Institute for Health Metrics and Evaluation, University of Washington, Seattle, WA 98121;
Medical Care Development International, Silver Spring, MD 20910.
Proc Natl Acad Sci U S A. 2021 May 4;118(18). doi: 10.1073/pnas.2007488118.
Newly available datasets present exciting opportunities to investigate how human population movement contributes to the spread of infectious diseases across large geographical distances. It is now possible to construct realistic models of infectious disease dynamics for the purposes of understanding global-scale epidemics. Nevertheless, a remaining unanswered question is how best to leverage the new data to parameterize models of movement, and whether one's choice of movement model impacts modeled disease outcomes. We adapt three well-studied models of infectious disease dynamics, the susceptible-infected-recovered model, the susceptible-infected-susceptible model, and the Ross-Macdonald model, to incorporate either of two candidate movement models. We describe the effect that the choice of movement model has on each disease model's results, finding that in all cases, there are parameter regimes where choosing one movement model instead of another has a profound impact on epidemiological outcomes. We further demonstrate the importance of choosing an appropriate movement model using the applied case of malaria transmission and importation on Bioko Island, Equatorial Guinea, finding that one model produces intelligible predictions of , whereas the other produces nonsensical results.

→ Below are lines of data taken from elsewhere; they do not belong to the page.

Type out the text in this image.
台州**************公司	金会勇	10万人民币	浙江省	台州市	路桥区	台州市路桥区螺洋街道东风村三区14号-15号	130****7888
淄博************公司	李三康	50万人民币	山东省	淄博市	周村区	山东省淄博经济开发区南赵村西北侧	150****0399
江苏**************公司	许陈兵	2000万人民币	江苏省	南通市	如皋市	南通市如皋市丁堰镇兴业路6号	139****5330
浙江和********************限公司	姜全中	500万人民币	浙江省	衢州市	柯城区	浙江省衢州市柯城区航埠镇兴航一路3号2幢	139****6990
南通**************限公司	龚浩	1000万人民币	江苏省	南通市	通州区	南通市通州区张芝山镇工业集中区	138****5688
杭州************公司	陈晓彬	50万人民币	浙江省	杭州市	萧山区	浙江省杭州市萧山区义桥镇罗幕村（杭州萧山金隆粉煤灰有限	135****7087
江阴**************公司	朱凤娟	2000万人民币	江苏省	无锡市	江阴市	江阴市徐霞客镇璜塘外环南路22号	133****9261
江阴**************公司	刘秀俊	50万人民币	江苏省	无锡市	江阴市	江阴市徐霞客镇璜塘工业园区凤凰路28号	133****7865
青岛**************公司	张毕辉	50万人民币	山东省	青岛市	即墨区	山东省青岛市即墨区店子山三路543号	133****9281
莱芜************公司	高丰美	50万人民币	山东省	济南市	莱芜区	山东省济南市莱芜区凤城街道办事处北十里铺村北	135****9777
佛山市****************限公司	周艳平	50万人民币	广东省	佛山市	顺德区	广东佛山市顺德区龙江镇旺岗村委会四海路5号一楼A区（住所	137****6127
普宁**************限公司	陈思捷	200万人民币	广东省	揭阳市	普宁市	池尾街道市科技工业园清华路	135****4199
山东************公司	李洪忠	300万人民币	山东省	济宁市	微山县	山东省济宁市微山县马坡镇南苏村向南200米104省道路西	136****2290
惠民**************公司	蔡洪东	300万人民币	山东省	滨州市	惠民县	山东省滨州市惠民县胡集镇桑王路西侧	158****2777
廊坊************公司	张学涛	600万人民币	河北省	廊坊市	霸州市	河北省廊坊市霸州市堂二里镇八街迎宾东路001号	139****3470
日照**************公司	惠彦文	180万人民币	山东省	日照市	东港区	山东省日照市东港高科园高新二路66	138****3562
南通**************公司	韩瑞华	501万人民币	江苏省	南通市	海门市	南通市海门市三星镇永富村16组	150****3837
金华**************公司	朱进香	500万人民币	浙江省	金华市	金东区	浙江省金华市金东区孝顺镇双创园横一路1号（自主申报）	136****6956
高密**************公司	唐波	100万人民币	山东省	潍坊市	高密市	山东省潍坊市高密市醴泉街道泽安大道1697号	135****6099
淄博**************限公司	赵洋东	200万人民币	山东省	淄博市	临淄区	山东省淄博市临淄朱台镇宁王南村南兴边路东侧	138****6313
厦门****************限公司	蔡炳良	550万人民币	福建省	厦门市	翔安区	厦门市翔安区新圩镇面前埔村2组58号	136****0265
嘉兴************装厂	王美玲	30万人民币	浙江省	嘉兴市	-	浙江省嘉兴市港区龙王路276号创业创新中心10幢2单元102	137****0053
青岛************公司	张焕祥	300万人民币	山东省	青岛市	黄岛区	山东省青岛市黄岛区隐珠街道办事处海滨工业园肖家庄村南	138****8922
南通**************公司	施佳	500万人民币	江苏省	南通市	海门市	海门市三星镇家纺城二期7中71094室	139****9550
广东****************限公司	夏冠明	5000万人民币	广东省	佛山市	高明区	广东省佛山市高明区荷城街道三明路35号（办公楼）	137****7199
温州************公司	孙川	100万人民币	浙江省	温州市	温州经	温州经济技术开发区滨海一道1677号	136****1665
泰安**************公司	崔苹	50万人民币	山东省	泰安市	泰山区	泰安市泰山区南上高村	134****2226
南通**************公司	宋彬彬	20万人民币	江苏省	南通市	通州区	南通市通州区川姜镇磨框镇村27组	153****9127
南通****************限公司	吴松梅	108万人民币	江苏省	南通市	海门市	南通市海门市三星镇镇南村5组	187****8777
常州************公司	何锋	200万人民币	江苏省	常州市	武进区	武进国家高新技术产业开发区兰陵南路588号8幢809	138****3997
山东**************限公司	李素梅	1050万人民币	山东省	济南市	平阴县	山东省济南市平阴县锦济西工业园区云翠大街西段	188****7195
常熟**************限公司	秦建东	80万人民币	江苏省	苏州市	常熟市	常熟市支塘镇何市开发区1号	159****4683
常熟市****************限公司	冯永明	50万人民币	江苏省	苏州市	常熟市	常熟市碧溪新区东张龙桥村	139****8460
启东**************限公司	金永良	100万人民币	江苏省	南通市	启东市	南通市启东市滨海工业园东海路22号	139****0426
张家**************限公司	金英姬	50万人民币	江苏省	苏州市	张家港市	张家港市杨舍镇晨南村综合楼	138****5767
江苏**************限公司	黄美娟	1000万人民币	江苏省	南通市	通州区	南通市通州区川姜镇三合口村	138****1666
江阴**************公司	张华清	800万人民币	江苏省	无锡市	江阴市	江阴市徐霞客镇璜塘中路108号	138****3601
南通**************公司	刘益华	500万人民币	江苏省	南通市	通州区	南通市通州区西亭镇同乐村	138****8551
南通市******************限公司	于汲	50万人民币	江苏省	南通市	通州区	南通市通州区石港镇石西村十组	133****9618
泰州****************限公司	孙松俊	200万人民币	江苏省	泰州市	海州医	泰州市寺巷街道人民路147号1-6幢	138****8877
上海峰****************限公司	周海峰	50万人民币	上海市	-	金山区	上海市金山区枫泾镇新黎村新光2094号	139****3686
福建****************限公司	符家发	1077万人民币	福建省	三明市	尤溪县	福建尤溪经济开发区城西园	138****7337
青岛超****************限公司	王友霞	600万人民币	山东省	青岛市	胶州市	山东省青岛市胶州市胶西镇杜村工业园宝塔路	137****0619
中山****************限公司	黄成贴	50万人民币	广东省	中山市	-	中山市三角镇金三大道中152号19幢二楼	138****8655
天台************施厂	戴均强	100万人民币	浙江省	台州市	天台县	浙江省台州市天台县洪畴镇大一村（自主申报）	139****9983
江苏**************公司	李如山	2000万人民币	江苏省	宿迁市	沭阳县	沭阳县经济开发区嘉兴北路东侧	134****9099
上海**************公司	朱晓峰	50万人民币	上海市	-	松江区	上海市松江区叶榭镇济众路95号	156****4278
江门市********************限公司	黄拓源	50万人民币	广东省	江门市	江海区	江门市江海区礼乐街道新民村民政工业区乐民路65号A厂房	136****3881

新出现的数据集为研究人类人口流动如何导致传染病在大地理距离上传播提供了令人兴奋的机会。现在,人们有可能构建现实的传染病动力学模型,以了解全球范围内的流行病。然而,一个悬而未决的问题是如何最好地利用新数据来为移动模型进行参数化,以及移动模型的选择是否会影响模型化的疾病结果。我们将三种经过充分研究的传染病动力学模型,即易感-感染-恢复模型、易感-感染-易感模型和罗斯-麦克唐纳模型,改编为纳入两种候选移动模型中的任意一种。我们描述了移动模型的选择对每种疾病模型结果的影响,发现无论哪种情况,在某些参数范围内,选择一种移动模型而不是另一种模型对流行病学结果有深远的影响。我们进一步通过赤道几内亚比奥科岛疟疾传播和输入的应用案例说明了选择适当移动模型的重要性,发现一种模型可以对 做出合理的预测,而另一种模型则会产生不合理的结果。